IEEE Trans Med Imaging. 2021 Mar;40(3):940-950. doi: 10.1109/TMI.2020.3042873. Epub 2021 Mar 2.
The study of functional networks of the human brain has been of significant interest in cognitive neuroscience for over two decades, albeit they are typically extracted at a single scale using various methods, including decompositions like ICA. However, since numerous studies have suggested that the functional organization of the brain is hierarchical, analogous decompositions might better capture functional connectivity patterns. Moreover, hierarchical decompositions can efficiently reduce the very high dimensionality of functional connectivity data. This paper provides a novel method for the extraction of hierarchical connectivity components in the human brain using resting-state fMRI. The method builds upon prior work of Sparse Connectivity Patterns (SCPs) by introducing a hierarchy of sparse, potentially overlapping patterns. The components are estimated by cascaded factorization of correlation matrices generated from fMRI. The goal of the paper is to extract sparse interpretable hierarchically-organized patterns using correlation matrices where a low rank decomposition is formed by a linear combination of a higher rank decomposition. We formulate the decomposition as a non-convex optimization problem and solve it using gradient descent algorithms with adaptive step size. Along with the hierarchy, our method aims to capture the heterogeneity of the set of common patterns across individuals. We first validate our model through simulated experiments. We then demonstrate the effectiveness of the developed method on two different real-world datasets by showing that multi-scale hierarchical SCPs are reproducible between sub-samples and are more reproducible as compared to single scale patterns. We also compare our method with an existing hierarchical community detection approach.
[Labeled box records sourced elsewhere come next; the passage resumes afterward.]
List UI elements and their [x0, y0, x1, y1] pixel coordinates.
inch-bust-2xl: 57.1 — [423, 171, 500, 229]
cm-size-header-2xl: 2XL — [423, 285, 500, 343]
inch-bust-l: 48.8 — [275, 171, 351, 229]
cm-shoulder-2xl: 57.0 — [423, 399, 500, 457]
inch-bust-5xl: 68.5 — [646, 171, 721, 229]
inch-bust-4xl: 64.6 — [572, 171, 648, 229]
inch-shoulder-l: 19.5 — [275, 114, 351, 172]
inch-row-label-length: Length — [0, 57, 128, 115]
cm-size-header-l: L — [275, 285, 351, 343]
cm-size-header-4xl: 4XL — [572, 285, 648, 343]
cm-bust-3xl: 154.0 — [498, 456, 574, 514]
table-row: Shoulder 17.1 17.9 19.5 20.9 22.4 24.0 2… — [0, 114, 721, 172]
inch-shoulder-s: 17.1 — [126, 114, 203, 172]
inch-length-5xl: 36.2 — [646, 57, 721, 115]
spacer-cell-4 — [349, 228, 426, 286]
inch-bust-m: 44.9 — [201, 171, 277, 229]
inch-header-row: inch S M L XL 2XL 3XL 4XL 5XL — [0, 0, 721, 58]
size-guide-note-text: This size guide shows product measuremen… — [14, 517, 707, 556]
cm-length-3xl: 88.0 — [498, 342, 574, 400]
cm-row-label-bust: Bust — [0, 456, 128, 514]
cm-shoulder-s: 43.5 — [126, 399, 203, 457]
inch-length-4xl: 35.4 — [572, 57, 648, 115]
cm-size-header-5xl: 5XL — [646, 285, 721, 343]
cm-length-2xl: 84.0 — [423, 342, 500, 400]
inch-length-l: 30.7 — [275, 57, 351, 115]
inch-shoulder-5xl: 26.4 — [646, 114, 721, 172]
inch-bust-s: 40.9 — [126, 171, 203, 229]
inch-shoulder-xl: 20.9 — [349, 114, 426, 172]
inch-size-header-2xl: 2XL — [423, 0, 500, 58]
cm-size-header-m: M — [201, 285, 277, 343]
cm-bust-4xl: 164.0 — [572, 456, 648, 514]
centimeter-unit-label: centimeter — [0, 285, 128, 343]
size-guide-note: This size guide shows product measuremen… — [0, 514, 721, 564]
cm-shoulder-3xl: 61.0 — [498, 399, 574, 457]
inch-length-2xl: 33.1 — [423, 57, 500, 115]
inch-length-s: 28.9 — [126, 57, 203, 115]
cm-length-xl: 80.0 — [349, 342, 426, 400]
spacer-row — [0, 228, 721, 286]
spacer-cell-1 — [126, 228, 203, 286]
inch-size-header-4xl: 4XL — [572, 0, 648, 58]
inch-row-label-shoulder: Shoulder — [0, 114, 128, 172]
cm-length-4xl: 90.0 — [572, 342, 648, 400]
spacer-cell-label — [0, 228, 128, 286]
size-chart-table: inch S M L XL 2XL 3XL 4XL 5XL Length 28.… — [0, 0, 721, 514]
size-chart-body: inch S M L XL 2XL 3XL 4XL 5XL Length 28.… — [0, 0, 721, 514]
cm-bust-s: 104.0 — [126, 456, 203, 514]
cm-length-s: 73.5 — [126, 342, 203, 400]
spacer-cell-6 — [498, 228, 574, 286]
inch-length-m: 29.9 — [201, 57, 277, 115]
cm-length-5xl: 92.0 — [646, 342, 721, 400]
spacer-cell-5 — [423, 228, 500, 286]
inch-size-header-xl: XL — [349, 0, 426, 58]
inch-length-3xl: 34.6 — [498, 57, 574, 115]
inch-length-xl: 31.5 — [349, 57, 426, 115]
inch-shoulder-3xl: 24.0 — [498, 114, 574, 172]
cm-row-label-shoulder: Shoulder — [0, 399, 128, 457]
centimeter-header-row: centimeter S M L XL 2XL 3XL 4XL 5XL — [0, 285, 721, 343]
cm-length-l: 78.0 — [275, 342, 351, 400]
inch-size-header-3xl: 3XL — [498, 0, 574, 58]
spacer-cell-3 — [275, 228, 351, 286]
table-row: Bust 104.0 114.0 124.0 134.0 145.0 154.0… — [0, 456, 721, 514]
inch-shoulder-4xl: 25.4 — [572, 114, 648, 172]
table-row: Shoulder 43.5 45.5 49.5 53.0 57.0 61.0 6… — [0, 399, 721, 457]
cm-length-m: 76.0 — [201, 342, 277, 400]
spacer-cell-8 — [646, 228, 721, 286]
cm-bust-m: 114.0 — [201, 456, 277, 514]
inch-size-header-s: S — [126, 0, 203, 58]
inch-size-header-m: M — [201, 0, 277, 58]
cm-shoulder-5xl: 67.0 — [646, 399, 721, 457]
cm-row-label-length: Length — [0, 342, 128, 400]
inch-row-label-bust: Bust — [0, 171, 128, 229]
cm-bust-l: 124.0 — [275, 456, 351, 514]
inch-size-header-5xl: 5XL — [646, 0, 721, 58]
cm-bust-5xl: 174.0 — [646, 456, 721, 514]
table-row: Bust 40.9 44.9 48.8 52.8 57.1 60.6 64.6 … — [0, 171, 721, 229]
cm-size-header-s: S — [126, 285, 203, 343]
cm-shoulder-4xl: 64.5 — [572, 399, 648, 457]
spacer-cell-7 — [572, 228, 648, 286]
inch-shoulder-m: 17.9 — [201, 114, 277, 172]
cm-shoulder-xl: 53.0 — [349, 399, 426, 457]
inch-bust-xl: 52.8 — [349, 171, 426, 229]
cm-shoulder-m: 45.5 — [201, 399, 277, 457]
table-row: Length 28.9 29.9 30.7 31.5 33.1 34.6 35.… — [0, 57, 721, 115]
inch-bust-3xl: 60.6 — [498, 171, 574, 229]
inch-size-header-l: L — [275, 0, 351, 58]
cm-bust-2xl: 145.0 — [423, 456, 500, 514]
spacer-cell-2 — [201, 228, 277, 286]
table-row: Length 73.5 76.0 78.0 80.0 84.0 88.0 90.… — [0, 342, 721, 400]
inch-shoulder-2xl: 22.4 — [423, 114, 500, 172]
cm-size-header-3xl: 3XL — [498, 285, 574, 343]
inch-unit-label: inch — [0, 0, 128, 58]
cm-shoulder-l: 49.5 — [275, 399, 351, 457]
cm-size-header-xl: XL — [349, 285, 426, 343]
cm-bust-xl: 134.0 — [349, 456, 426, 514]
二十多年来,人类大脑功能网络的研究一直是认知神经科学的重要关注点,尽管它们通常是使用各种方法(包括 ICA 等分解方法)在单一尺度上提取的。然而,由于许多研究表明大脑的功能组织是分层的,类似的分解方法可能更好地捕捉功能连接模式。此外,分层分解可以有效地降低功能连接数据的高维性。本文提出了一种使用静息态 fMRI 提取人类大脑分层连接成分的新方法。该方法基于稀疏连接模式(SCP)的先前工作,通过引入稀疏、潜在重叠模式的层次结构。通过从 fMRI 生成的相关矩阵的级联分解来估计组件。本文的目标是使用相关矩阵提取稀疏的、可解释的、分层组织的模式,其中低秩分解由高阶分解的线性组合形成。我们将分解表述为一个非凸优化问题,并使用带有自适应步长的梯度下降算法来求解它。除了层次结构之外,我们的方法还旨在捕捉个体之间常见模式集合的异质性。我们首先通过模拟实验验证我们的模型。然后,我们通过展示多尺度分层 SCP 在子样本之间是可重现的,并且比单尺度模式更具可重现性,来证明所开发方法在两个不同真实世界数据集上的有效性。我们还将我们的方法与现有的分层社区检测方法进行了比较。